Johanna hid her look of disgust with a curtsy to the Duke of Impreza.

The man, an older, more distinguished version of Rafi, exchanged a look with Lady DeSilva before speaking. “I do have a request. An odd one perhaps.” He laced his fingers together and rested his elbows on the table. “I had a Performer visit my estate after the treaty was signed. He told an incredible tale called ‘The Survivor of Roraima.’ Do you know it?”

Johanna hoped her cape disguised the goose bumps that rose along her arms and her too-stiff spine. She knew the tale; it was the last story her father had ever spun.

Most of the stories she told were old, embellished and elaborated. But that story was fresh, the words bleeding from wounds not-quite healed.

“It’s not a particularly pleasant story, my lord,” Johanna said, imagining the pall that would fall over the dining room as every person thought of their lost king, his kindhearted wife, and their angel baby, or perhaps a loved one or friend who’d been trapped inside Roraima’s walls as the township burned.

“I’ve never heard it,” Lord Belem said, for once sitting in his chair rather than draping himself across it. “I should like to hear it as well.”

Rafi quirked his dark eyebrows—black peaks sharp with curiosity—and her decision was made.
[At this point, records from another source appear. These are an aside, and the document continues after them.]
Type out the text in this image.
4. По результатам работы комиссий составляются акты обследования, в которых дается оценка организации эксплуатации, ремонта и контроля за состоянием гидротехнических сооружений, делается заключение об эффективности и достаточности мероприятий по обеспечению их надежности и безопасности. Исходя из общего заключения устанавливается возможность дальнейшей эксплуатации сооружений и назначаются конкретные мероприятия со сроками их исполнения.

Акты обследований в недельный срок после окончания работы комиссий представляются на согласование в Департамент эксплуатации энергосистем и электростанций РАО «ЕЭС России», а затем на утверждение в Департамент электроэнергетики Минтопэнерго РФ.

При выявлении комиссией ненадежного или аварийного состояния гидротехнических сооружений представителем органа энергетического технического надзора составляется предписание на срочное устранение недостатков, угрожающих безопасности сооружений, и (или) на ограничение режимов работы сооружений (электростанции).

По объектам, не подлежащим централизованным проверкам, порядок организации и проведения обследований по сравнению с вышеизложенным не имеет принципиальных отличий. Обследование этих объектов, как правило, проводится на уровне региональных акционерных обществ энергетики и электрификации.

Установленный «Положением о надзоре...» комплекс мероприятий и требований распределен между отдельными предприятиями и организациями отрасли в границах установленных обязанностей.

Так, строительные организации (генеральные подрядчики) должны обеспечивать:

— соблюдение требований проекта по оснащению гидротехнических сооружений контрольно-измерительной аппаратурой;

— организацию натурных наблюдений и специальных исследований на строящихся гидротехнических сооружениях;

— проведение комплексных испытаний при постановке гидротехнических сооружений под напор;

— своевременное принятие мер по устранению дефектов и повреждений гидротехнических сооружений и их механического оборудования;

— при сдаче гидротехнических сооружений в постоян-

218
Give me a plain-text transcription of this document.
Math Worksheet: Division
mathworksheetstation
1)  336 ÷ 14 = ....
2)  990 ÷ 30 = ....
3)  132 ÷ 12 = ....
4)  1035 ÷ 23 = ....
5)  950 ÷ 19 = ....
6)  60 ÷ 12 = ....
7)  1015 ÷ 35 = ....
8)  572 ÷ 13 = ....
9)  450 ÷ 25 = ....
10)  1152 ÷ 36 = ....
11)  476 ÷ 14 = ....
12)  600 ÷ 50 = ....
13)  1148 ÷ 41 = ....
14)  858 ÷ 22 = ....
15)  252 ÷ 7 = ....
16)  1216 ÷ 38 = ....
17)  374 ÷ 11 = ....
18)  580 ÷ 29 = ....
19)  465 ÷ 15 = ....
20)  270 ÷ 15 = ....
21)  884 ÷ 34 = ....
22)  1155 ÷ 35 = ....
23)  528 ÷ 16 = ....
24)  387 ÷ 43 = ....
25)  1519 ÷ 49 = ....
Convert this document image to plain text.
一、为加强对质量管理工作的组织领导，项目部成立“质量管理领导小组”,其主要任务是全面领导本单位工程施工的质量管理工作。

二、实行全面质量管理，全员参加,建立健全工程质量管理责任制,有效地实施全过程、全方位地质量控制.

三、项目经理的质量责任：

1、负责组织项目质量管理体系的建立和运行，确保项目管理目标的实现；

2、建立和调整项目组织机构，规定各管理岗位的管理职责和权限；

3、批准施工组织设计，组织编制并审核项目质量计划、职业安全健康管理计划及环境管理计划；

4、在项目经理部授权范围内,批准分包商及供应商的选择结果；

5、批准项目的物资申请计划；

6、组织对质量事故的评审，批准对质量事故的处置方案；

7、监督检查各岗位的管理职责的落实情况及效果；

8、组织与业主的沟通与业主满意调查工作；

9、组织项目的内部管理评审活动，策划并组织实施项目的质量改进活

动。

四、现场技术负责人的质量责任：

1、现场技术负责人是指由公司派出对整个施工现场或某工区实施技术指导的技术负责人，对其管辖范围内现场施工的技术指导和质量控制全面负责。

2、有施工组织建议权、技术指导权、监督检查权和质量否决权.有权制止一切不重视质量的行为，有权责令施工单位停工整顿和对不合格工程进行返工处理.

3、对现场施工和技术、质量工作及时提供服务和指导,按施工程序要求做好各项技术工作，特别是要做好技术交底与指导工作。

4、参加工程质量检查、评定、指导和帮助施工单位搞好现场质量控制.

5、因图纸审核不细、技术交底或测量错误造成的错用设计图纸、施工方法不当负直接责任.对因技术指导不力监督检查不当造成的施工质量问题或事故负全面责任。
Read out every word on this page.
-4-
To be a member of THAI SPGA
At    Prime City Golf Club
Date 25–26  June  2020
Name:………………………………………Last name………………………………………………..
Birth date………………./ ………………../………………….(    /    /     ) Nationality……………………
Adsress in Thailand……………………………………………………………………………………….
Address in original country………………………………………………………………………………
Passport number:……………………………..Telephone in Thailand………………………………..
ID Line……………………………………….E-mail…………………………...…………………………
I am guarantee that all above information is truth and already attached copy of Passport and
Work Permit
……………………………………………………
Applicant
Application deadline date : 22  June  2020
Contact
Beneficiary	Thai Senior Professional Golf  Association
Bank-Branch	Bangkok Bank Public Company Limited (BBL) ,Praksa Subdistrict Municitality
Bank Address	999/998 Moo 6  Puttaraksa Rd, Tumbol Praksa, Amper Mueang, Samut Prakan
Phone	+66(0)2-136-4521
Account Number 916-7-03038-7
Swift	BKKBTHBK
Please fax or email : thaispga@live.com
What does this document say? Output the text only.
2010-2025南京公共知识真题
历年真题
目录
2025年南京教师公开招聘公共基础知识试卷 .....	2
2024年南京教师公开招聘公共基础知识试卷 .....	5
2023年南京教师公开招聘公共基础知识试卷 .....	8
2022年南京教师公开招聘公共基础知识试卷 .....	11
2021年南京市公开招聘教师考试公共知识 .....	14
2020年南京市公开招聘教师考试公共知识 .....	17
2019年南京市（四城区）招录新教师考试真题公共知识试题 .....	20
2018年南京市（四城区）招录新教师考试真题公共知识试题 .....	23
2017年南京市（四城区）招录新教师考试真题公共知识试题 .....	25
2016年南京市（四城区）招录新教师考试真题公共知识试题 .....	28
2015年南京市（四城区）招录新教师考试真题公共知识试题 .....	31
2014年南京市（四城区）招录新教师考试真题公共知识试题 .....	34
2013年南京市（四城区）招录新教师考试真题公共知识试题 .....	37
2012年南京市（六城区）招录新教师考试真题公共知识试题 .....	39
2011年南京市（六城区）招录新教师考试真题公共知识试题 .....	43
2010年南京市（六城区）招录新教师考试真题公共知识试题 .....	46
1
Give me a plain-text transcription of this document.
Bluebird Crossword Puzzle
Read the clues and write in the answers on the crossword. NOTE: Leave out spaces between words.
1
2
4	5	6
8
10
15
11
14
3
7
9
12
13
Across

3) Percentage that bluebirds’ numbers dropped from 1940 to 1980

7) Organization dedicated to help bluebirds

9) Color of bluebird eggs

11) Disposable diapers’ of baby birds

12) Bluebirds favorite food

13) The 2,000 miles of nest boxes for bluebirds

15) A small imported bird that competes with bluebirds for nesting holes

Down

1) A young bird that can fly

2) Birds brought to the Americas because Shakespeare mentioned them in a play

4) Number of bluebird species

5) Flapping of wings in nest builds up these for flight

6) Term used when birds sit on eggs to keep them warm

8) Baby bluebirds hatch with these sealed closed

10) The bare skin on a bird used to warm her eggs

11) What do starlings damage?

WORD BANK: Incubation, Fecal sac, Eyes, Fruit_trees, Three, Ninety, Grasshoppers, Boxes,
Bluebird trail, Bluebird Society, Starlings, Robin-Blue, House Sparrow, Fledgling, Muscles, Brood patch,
“Once there was a beloved king,” she said, taking a few backward steps to the center of the floor. “He was a hardworking man who toiled alongside his people. In the spring, he harnessed his mighty war horse to the plow and prepared his people’s fields. In the fall, he wielded a scythe and helped them harvest. In times of peace, he hosted feasts where all, even the most humble peasant, were invited to dine at his side. And in times of war”—she paused and made eye contact with several members of the crowd—“he welcomed his people inside the walls of his fortress and protected them.

“Many years passed, but the king had not found a suitable bride. His people were concerned, and they sent girls and women, young and old, from every state and from the isles to gain the king’s hand, but none could earn his fancy.

“Then, one night, a girl appeared at his gate. Her clothes were torn and filthy, her hair a matted mess. She trembled from fatigue and hunger, but nothing could disguise her beauty. People who met her said she seemed to shine from within.”

A few heads in the crowd nodded their agreement. Some of them had certainly met Wilhelm’s queen.

“The kingdom rejoiced, for their king had finally found a woman whose heart was pure and who wasn’t afraid of hard work. They had one year of blissful happiness, and the queen gave birth to a lovely daughter.

“But all was not well. One lord was unsatisfied with his station in the land. He sought more power, riches, and glory.”

The double doors to the dining hall burst inward, slamming against the stone walls. Two men with shining breastplates strode into the room, escorting a broad-shouldered man in a deep crimson cape. Diamonds twinkled in both of his ears, and a narrow band of gold wrapped around his brow, pressing flat his black hair.

There were gasps, and a chair clattered to the floor.

“Fernando!” Lady DeSilva said, grabbing her brother’s arm, but his sword was already sliding free of its scabbard.

Rafi jumped up from his seat and stepped in front of his uncle. “Stop,” he commanded.

Dom, Captain Alouette, and the weaponsmaster appeared at Duke Fernando’s side, all with hands on their weapons, ready to draw.

The man in the doorway watched the scene with a smile that only reached his lips. “I didn’t expect such a welcome.” He pressed his hand over his heart. “Perhaps I should offer my apologies, Lady DeSilva. I sent an outrider to announce my early arrival, but it appears the message didn’t reach your ears.”

The duchess extracted herself from the group of men, shooting one concerned look at her brother. Rafi stood close, nearly nose to nose with his uncle, speaking in a tone too low to reach Johanna’s ears. Not that Fernando seemed to be listening; he only had eyes for the richly appointed man in the doorway.

“Duke Inimigo,” Lady DeSilva said as she approached the group; her tone was just south of frigid. “This is a surprise.”